Minol bietet für beide Bereiche – Technik und Services – schon jetzt EED-konforme und datensichere Lösungen an. Für die Fernablesung empfiehlt sich das Funksystem Minol Connect, das auf dem Internet der Dinge (IoT) beruht und dadurch besonders zukunftsfähig ist. Das System funktioniert so: Die einzelnen Heizkostenverteiler und Zähler im Gebäude senden ihre Informationen über den etablierten und offenen Übertragungsstandard LoRaWAN an ein zentrales Gateway. Dabei werden die Daten Ende-zu-Ende-verschlüsselt. Die Verbräuche speichert Minol auf einem Cloud-Server, der in Deutschland steht und deutschem Recht unterliegt. Nun werden die Daten analysiert, ausgewertet und von den Experten des Unternehmens veredelt – so entstehen verschiedene Services wie die Jahresabrechnung oder ein laufendes Energiemonitoring. Ein zentraler Vorteil der Fernablesung ist der Komfortgewinn für die Mieter, da kein Ableser mehr in die Wohnung kommen muss.
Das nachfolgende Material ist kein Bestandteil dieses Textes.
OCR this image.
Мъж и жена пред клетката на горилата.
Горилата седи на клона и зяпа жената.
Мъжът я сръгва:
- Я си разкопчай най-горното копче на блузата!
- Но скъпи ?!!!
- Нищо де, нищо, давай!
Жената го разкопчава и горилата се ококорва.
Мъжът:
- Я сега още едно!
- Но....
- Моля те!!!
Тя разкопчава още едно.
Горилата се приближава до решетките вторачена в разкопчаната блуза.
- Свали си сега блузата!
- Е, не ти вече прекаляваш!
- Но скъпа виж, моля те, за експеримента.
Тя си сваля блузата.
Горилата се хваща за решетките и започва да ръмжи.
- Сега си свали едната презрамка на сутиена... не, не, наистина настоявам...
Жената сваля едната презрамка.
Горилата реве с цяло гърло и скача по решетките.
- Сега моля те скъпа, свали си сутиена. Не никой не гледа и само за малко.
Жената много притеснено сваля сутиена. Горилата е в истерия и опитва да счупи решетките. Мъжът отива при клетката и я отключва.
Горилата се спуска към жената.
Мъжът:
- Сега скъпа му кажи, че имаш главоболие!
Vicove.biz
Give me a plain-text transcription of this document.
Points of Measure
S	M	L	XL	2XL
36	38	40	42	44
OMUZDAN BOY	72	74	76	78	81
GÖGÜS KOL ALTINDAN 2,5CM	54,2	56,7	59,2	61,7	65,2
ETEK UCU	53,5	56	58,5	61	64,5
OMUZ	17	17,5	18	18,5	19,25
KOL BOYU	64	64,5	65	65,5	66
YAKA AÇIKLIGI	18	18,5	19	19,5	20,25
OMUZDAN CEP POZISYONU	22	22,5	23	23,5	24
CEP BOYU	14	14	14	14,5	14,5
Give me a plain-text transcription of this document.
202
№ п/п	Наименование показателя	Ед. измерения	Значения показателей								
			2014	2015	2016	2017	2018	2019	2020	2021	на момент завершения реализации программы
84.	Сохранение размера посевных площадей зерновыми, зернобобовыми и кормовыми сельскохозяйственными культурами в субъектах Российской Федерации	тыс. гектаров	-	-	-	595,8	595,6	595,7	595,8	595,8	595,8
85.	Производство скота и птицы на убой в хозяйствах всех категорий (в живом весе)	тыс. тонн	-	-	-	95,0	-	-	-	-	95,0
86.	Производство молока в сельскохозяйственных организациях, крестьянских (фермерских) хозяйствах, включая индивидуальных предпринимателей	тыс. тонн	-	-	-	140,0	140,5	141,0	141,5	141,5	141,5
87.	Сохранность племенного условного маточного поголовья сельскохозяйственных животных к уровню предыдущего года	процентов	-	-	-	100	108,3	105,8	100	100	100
Welche Services nun gebraucht werden

Ergänzend zur Jahresabrechnung bietet Minol schon jetzt die von der EED geforderten monatlichen Verbrauchsinformationen an. Dieser Service heißt eMonitoring und ist sowohl für Vermieter als auch für Mieter hilfreich. Vermieter und Verwalter können das eMonitoring über das Minol-Kundenportal aufrufen. Dort sieht er die monatliche Verbrauchsentwicklung von Heizung, Warmwasser, Kaltwasser und gegebenenfalls Strom auf verschiedenen Ebenen, vom gesamten Gebäudebestand über ausgewählte Liegenschaften bis hin zu den einzelnen Wohnungen oder selektierten Geräten. Das eMonitoring bietet auch Vergleichswerte, beispielsweise vom Vorjahr oder den Durchschnittsverbrauch des Gebäudes.
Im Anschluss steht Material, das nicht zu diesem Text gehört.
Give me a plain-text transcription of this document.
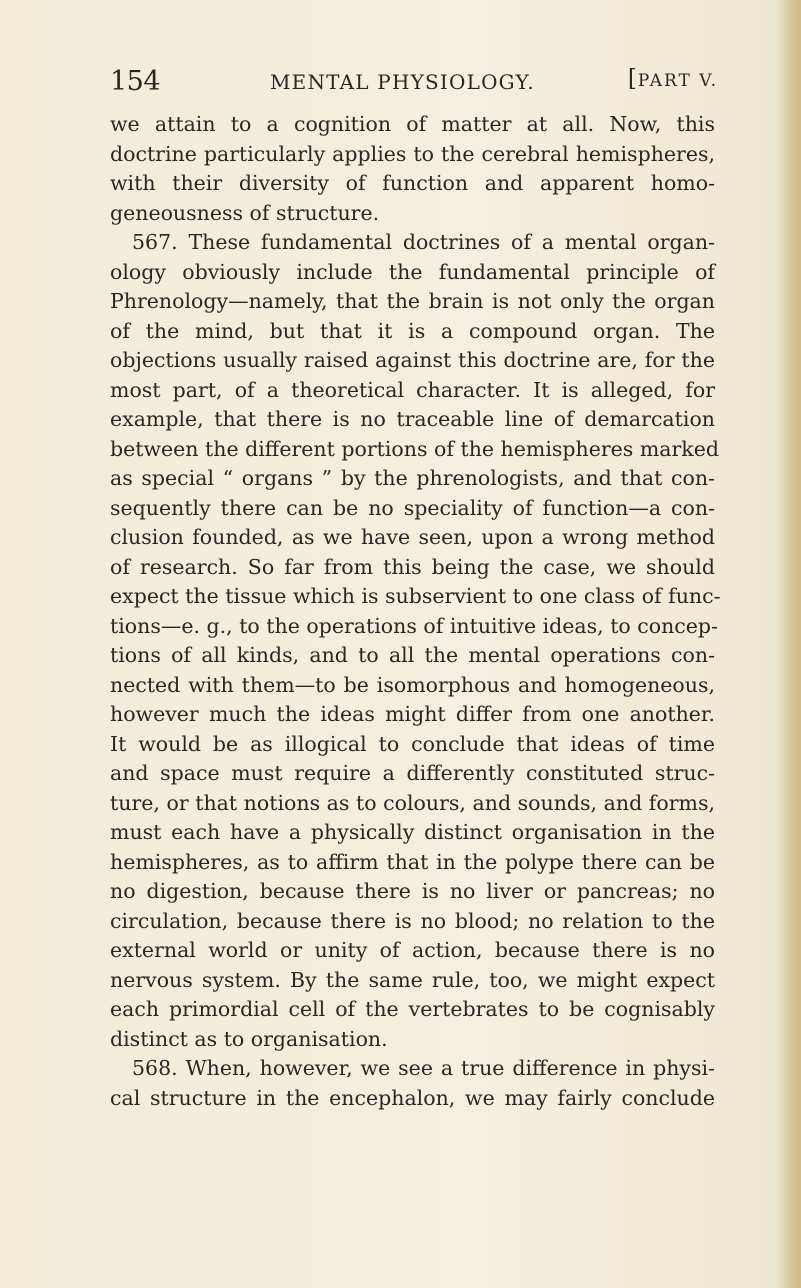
154	MENTAL PHYSIOLOGY.	[PART V.
we attain to a cognition of matter at all. Now, this
doctrine particularly applies to the cerebral hemispheres,
with their diversity of function and apparent homo-
geneousness of structure.
567. These fundamental doctrines of a mental organ-
ology obviously include the fundamental principle of
Phrenology—namely, that the brain is not only the organ
of the mind, but that it is a compound organ. The
objections usually raised against this doctrine are, for the
most part, of a theoretical character. It is alleged, for
example, that there is no traceable line of demarcation
between the different portions of the hemispheres marked
as special “ organs ” by the phrenologists, and that con-
sequently there can be no speciality of function—a con-
clusion founded, as we have seen, upon a wrong method
of research. So far from this being the case, we should
expect the tissue which is subservient to one class of func-
tions—e. g., to the operations of intuitive ideas, to concep-
tions of all kinds, and to all the mental operations con-
nected with them—to be isomorphous and homogeneous,
however much the ideas might differ from one another.
It would be as illogical to conclude that ideas of time
and space must require a differently constituted struc-
ture, or that notions as to colours, and sounds, and forms,
must each have a physically distinct organisation in the
hemispheres, as to affirm that in the polype there can be
no digestion, because there is no liver or pancreas; no
circulation, because there is no blood; no relation to the
external world or unity of action, because there is no
nervous system. By the same rule, too, we might expect
each primordial cell of the vertebrates to be cognisably
distinct as to organisation.
568. When, however, we see a true difference in physi-
cal structure in the encephalon, we may fairly conclude
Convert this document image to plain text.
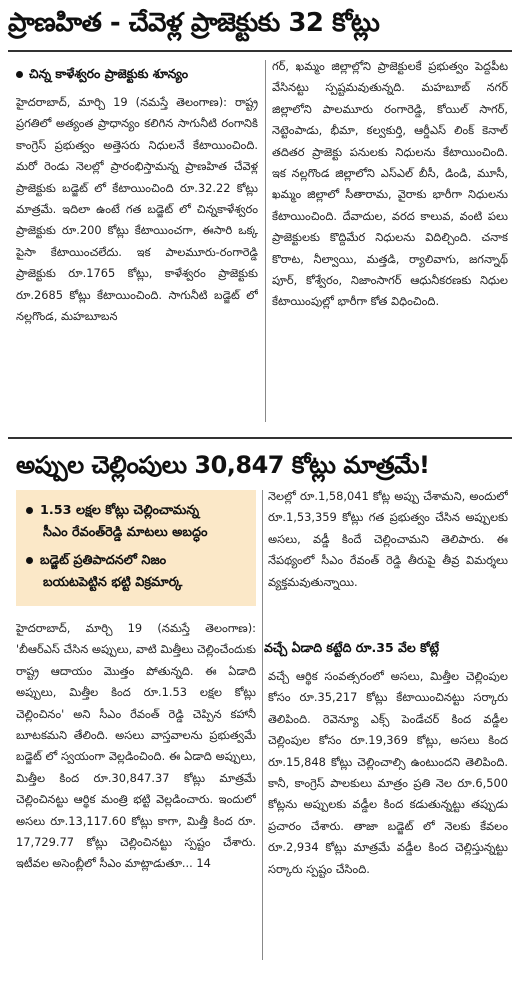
ప్రాణహిత - చేవెళ్ల ప్రాజెక్టుకు 32 కోట్లు
చిన్న కాళేశ్వరం ప్రాజెక్టుకు శూన్యం

హైదరాబాద్, మార్చి 19 (నమస్తే తెలంగాణ): రాష్ట్ర ప్రగతిలో అత్యంత ప్రాధాన్యం కలిగిన సాగునీటి రంగానికి కాంగ్రెస్ ప్రభుత్వం అత్తెసరు నిధులనే కేటాయించింది. మరో రెండు నెలల్లో ప్రారంభిస్తామన్న ప్రాణహిత చేవెళ్ల ప్రాజెక్టుకు బడ్జెట్ లో కేటాయించింది రూ.32.22 కోట్లు మాత్రమే. ఇదిలా ఉంటే గత బడ్జెట్ లో చిన్నకాళేశ్వరం ప్రాజెక్టుకు రూ.200 కోట్లు కేటాయించగా, ఈసారి ఒక్క పైసా కేటాయించలేదు. ఇక పాలమూరు-రంగారెడ్డి ప్రాజెక్టుకు రూ.1765 కోట్లు, కాళేశ్వరం ప్రాజెక్టుకు రూ.2685 కోట్లు కేటాయించింది. సాగునీటి బడ్జెట్ లో నల్లగొండ, మహబూబన

గర్, ఖమ్మం జిల్లాల్లోని ప్రాజెక్టులకే ప్రభుత్వం పెద్దపీట వేసినట్టు స్పష్టమవుతున్నది. మహబూబ్ నగర్ జిల్లాలోని పాలమూరు రంగారెడ్డి, కోయిల్ సాగర్, నెట్టెంపాడు, భీమా, కల్వకుర్తి, ఆర్డీఎస్ లింక్ కెనాల్ తదితర ప్రాజెక్టు పనులకు నిధులను కేటాయించింది. ఇక నల్లగొండ జిల్లాలోని ఎస్ఎల్ బీసీ, డిండి, మూసీ, ఖమ్మం జిల్లాలో సీతారామ, వైరాకు భారీగా నిధులను కేటాయించింది. దేవాదుల, వరద కాలువ, వంటి పలు ప్రాజెక్టులకు కొద్దిమేర నిధులను విదిల్చింది. చనాక కొరాట, నీల్వాయి, మత్తడి, ర్యాలివాగు, జగన్నాథ్ పూర్, కోశ్వేరం, నిజాంసాగర్ ఆధునీకరణకు నిధుల కేటాయింపుల్లో భారీగా కోత విధించింది.

అప్పుల చెల్లింపులు 30,847 కోట్లు మాత్రమే!
1.53 లక్షల కోట్లు చెల్లించామన్న
సీఎం రేవంత్‌రెడ్డి మాటలు అబద్ధం
బడ్జెట్ ప్రతిపాదనలో నిజం
బయటపెట్టిన భట్టి విక్రమార్క

హైదరాబాద్, మార్చి 19 (నమస్తే తెలంగాణ): 'బీఆర్ఎస్ చేసిన అప్పులు, వాటి మిత్తీలు చెల్లించేందుకు రాష్ట్ర ఆదాయం మొత్తం పోతున్నది. ఈ ఏడాది అప్పులు, మిత్తీల కింద రూ.1.53 లక్షల కోట్లు చెల్లించినం' అని సీఎం రేవంత్ రెడ్డి చెప్పిన కహానీ బూటకమని తేలింది. అసలు వాస్తవాలను ప్రభుత్వమే బడ్జెట్ లో స్వయంగా వెల్లడించింది. ఈ ఏడాది అప్పులు, మిత్తీల కింద రూ.30,847.37 కోట్లు మాత్రమే చెల్లించినట్టు ఆర్థిక మంత్రి భట్టి వెల్లడించారు. ఇందులో అసలు రూ.13,117.60 కోట్లు కాగా, మిత్తీ కింద రూ. 17,729.77 కోట్లు చెల్లించినట్టు స్పష్టం చేశారు. ఇటీవల అసెంబ్లీలో సీఎం మాట్లాడుతూ... 14

నెలల్లో రూ.1,58,041 కోట్ల అప్పు చేశామని, అందులో రూ.1,53,359 కోట్లు గత ప్రభుత్వం చేసిన అప్పులకు అసలు, వడ్డీ కిందే చెల్లించామని తెలిపారు. ఈ నేపథ్యంలో సీఎం రేవంత్ రెడ్డి తీరుపై తీవ్ర విమర్శలు వ్యక్తమవుతున్నాయి.

వచ్చే ఏడాది కట్టేది రూ.35 వేల కోట్లే

వచ్చే ఆర్థిక సంవత్సరంలో అసలు, మిత్తీల చెల్లింపుల కోసం రూ.35,217 కోట్లు కేటాయించినట్టు సర్కారు తెలిపింది. రెవెన్యూ ఎక్స్ పెండేచర్ కింద వడ్డీల చెల్లింపుల కోసం రూ.19,369 కోట్లు, అసలు కింద రూ.15,848 కోట్లు చెల్లించాల్సి ఉంటుందని తెలిపింది. కానీ, కాంగ్రెస్ పాలకులు మాత్రం ప్రతి నెల రూ.6,500 కోట్లను అప్పులకు వడ్డీల కింద కడుతున్నట్టు తప్పుడు ప్రచారం చేశారు. తాజా బడ్జెట్ లో నెలకు కేవలం రూ.2,934 కోట్లు మాత్రమే వడ్డీల కింద చెల్లిస్తున్నట్టు సర్కారు స్పష్టం చేసింది.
Warum es um weit mehr geht als nur um die EED

Das Spannende an einem Fernablese-System ist, dass es weit mehr Vorteile hat, als nur die Vorgaben der EED zu erfüllen. Es ist die Grundlage für die Digitalisierung der wohnungswirtschaftlichen Prozesse. In das IoT-Funksystem lassen sich nicht nur Messgeräte, sondern weitere Endgeräte und Sensoren integrieren, zum Beispiel Temperatur- und Feuchtesensoren oder Sensoren an Öltanks, Garagentoren und Parkplätzen. Die dazu passenden digitalen Services heißen Connect Insights. Mit ihnen können Verwalter ganze Liegenschaften aus der Ferne überblicken: Statt regelmäßig zu den Gebäuden zu fahren, haben sie künftig vom Schreibtisch oder Smartphone aus wichtige Gebäudefunktionen in vier Bereichen im Blick. Sie sehen zum Beispiel, ob der Öltank voll ist, Brandschutztüren geschlossen, Garagentore offen und Parkplätze belegt sind. Bei Unregelmäßigkeiten wird der Verwalter automatisch informiert.